By Jeffrey Burt  |  Posted 2014-12-03 Print this article Print
 
 
 
 
 
 
 
Juniper switch


Major cloud providers—such as Facebook, Google and Amazon—are looking for greater cost and energy efficiencies in their data center infrastructures, and often have the resources to develop the equipment themselves or rely on white-box makers and maintain the hardware on their own.

Not everyone has those resources, fueling the idea behind Juniper's OCX1100 switch, which has been submitted to the OCP for review, according to company officials. Juniper is working with original design manufacturer (ODM) Alpha Networks on the hardware design, which officials said should get OCP approval before the switch goes on sale in the first quarter of 2015.

The switch runs an optimized version of Junos OS, which is based on Linux and offers all the features needed for Level 3 networks. Included in the switch are programmatic interfaces for such languages as Python, enabling custom scripts and applications to work with Junos, and support for the tools already in Junos, including Puppet and Chef, for automated programming and provisioning. There also is real-time ephemeral table programming to Junos software development kits (SDKs) and support for Open Network Install Environment (ONIE), which enables users to remove Junos and install another vendor's network OS if they want.
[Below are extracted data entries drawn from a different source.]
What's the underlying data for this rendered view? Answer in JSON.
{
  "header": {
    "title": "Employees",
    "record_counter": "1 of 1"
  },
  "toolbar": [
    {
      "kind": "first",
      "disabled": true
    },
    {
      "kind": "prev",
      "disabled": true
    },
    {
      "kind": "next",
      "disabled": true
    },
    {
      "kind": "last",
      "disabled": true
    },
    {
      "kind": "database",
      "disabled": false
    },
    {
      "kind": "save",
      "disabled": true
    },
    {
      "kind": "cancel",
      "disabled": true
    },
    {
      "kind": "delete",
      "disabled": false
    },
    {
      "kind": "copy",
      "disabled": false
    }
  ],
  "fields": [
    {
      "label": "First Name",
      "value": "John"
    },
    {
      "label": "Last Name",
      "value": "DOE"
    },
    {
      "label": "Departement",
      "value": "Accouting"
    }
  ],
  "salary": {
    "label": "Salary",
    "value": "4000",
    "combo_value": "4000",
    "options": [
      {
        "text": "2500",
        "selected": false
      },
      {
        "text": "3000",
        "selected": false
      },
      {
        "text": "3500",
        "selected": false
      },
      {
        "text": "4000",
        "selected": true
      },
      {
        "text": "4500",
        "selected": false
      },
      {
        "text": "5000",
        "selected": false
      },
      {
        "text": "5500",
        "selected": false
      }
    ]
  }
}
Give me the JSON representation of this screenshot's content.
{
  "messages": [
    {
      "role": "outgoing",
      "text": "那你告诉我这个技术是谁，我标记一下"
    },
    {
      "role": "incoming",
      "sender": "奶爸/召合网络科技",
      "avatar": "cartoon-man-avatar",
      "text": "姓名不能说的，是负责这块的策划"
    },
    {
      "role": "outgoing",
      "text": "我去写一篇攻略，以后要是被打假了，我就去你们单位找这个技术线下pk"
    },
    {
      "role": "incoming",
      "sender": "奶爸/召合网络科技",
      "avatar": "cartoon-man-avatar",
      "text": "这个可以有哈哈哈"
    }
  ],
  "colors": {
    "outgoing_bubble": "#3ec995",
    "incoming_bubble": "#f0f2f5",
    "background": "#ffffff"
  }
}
That enables organizations to avoid vendor lock-in, Juniper's Davidson said. However, he doesn't expect all customers will take out Junos.

"There is also a segment of customers who value the principles of openness and innovation but lack the desire or resources to take on the burden of integration and support required for a disaggregated solution," Davidson wrote. "We are targeting these customers; and this is fully aligned with OCP in both theory and in principle."

He added that the new switch "enables us to address a new market segment. With the OCX, we can better serve customers who are tired of being trapped by the market leader and unable to move to a disaggregated offering due to lack of features and unstable operating systems currently available on OCP platforms."